Ruang Digital Penuh Ancaman, Kekerasan terhadap Perempuan di Medsos Terus Meningkat

Jumat, 28 November 2025 | 11:00 WIB

Ruang Digital Penuh Ancaman, Kekerasan terhadap Perempuan di Medsos Terus Meningkat

Perwakilan United Nations Population Fund (UNFPA) Verania Andria dalam Acara Kampanye 16 HAKTP Kita Punya Andil, Kembalikan Ruang Aman di Pulau Tidung, Kepulauan Seribu, Jakarta, Kamis (27/11/2025). (NU Online/Rikhul Jannah)

Jakarta, NU Online

Perwakilan United Nations Population Fund (UNFPA) Verania Andria menyebut bahwa ruang digital yang semestinya menjadi tempat berekspresi justru berubah menjadi ruang penuh ancaman, khususnya bagi perempuan.


Ia menilai tren kekerasan terhadap perempuan di media sosial terus mengalami peningkatan.


“Melihat dari tren di Facebook, Tiktok, Instagram, kekerasan pada perempuan terus meningkat setiap hari,” ujarnya dalam acara 16 HAKTP bertajuk Kita Punya Andil, Kembalikan Ruang Aman di Pulau Tidung, Kepulauan Seribu, Jakarta, Kamis (27/11/2025).


Dalam Kampanye 16 Hari Anti Kekerasan terhadap Perempuan (HAKTP) 2025, UNFPA menegaskan bahwa fokus tahun ini diarahkan pada isu kekerasan berbasis digital.


Verania menyoroti maraknya kasus love scamming yang membuat banyak anak perempuan mengalami tekanan psikologis dan guncangan mental.


“Kita sudah sering dengar bahwa anak-anak muda diajak ngomong enggak mau karena sibuk begini aja.
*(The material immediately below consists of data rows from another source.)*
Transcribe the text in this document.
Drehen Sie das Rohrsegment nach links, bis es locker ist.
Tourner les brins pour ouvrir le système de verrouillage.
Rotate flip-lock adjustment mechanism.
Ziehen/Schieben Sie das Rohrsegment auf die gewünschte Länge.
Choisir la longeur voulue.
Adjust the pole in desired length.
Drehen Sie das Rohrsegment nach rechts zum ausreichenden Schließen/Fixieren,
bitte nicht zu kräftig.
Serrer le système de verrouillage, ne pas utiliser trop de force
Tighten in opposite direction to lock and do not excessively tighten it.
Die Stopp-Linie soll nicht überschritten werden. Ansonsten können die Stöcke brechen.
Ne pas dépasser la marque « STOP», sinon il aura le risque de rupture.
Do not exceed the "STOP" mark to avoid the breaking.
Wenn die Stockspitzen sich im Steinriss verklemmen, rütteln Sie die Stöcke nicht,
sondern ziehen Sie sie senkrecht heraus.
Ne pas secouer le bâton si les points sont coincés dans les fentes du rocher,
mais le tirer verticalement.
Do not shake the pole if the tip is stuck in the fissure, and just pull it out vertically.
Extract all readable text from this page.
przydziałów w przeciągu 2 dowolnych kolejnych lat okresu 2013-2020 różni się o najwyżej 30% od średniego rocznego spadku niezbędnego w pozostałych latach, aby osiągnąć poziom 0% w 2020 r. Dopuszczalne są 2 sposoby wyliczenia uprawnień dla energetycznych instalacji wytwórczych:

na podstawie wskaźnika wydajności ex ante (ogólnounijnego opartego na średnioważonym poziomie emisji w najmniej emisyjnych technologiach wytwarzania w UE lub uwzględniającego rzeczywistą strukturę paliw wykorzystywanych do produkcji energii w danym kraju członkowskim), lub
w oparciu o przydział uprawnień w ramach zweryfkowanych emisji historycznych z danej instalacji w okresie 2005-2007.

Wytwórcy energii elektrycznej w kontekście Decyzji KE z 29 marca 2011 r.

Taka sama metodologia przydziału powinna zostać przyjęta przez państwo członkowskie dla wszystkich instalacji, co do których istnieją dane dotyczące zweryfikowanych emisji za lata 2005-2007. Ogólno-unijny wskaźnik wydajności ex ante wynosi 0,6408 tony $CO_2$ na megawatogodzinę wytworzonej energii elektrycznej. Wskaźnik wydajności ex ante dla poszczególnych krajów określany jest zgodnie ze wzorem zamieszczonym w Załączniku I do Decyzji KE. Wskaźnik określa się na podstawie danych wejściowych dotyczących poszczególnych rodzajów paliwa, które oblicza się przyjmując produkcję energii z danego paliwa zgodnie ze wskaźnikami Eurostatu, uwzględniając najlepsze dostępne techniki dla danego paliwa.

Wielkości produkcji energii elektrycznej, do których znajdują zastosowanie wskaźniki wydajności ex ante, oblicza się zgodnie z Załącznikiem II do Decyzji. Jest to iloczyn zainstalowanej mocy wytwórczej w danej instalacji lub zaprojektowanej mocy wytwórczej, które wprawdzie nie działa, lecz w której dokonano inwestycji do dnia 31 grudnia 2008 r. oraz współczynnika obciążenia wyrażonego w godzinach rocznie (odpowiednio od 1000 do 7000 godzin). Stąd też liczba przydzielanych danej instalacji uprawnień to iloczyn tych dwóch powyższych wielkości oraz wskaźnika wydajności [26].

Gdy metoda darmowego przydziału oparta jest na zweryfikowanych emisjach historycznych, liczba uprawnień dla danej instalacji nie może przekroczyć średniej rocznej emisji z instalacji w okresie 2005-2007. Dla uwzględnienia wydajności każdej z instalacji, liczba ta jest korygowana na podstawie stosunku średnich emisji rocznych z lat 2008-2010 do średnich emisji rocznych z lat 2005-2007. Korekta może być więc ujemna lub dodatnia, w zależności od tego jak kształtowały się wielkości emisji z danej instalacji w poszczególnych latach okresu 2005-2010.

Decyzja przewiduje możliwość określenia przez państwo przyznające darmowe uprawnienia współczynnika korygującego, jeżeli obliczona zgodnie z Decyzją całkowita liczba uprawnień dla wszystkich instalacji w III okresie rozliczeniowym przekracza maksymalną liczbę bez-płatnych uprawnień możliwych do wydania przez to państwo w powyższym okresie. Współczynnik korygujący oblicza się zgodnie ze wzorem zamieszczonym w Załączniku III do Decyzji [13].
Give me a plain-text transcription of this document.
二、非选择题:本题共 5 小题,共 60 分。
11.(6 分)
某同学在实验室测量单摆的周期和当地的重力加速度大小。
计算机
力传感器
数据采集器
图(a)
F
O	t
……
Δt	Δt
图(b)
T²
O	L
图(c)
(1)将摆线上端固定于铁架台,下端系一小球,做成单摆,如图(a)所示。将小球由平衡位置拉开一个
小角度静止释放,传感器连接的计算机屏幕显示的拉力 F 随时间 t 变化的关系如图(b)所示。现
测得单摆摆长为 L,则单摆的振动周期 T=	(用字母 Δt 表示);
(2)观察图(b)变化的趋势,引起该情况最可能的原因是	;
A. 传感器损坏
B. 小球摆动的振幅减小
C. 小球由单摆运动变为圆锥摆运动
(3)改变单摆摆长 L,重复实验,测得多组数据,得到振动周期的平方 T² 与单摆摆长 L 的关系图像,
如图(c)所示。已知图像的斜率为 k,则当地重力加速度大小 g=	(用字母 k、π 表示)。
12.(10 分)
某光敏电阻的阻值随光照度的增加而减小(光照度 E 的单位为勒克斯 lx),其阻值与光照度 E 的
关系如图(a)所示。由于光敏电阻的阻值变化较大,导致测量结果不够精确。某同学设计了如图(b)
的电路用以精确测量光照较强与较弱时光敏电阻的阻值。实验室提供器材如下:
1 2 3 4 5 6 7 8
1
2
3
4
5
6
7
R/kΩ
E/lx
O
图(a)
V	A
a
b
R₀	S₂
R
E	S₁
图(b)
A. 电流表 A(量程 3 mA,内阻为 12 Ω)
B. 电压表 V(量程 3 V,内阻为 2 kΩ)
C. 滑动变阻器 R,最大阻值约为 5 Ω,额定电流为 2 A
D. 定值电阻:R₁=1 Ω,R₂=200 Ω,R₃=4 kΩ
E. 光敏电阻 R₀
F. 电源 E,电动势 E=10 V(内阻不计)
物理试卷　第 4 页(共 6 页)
Dan ternyata ruang digital pun bukan menjadi ruang aman bagi anak-anak perempuan khususnya,” ungkapnya.


Menurutnya, kampanye ini juga bertujuan mendorong edukasi penggunaan media sosial yang aman bagi perempuan.


“Itu diperlukan dukungan dari keluarga, pemerintah, dan komunitas dalam kepedulian dan pemahaman dari anak-anak muda itu sendiri. Kolaborasi ini menjadi penting,” ujar Verania.


Sementara itu, Menteri Pemberdayaan Perempuan dan Perlindungan Anak (PPPA) Arifatul Choiri Fauzi menjelaskan bahwa 90 persen kasus kekerasan terhadap perempuan berawal dari media sosial.


“Dari beberapa kasus yang kami tangani langsung itu 90 persen, memang (berawal) dari media sosial,” ucapnya.


Ia mengingatkan bahwa tanpa literasi media yang memadai, anak-anak sangat mudah terpapar risiko kekerasan daring. Media sosial dapat membawa manfaat besar, tetapi penyalahgunaannya berdampak serius bagi anak, orang tua, maupun masyarakat.


Arifah mengatakan pola asuh keluarga kini menghadapi tantangan yang semakin besar akibat pengaruh media sosial.


“Mungkin Ibu-ibu merasakan ya anak-anak kita kalau kita kasih tahu suka tidak manut (nurut)? Lebih manut-nya kepada media sosial. Bagaimana Ibu-ibu juga punya literasi tentang media sosial, bagaimana mengawasi dan mendampingi anak-anak supaya bijak dalam menggunakan media sosial,” ujarnya.


Ia juga menyoroti semakin meningkatnya kekerasan berbasis gender online, seperti penyebaran foto tanpa izin dan penyalahgunaan teknologi AI untuk membuat konten tidak senonoh.


Arifah menambahkan bahwa kementeriannya bersinergi dengan Kementerian Komunikasi dan Digital (Komdigi) dalam upaya perlindungan perempuan di ruang digital.


“Komdigi kan punya PP Tunas (Peraturan Pemerintah Tata Kelola Penyelenggaraan Sistem Elektronik dalam Perlindungan Anak) Nomor 17 Tahun 2025, hubungannya langsung dengan provider,” katanya.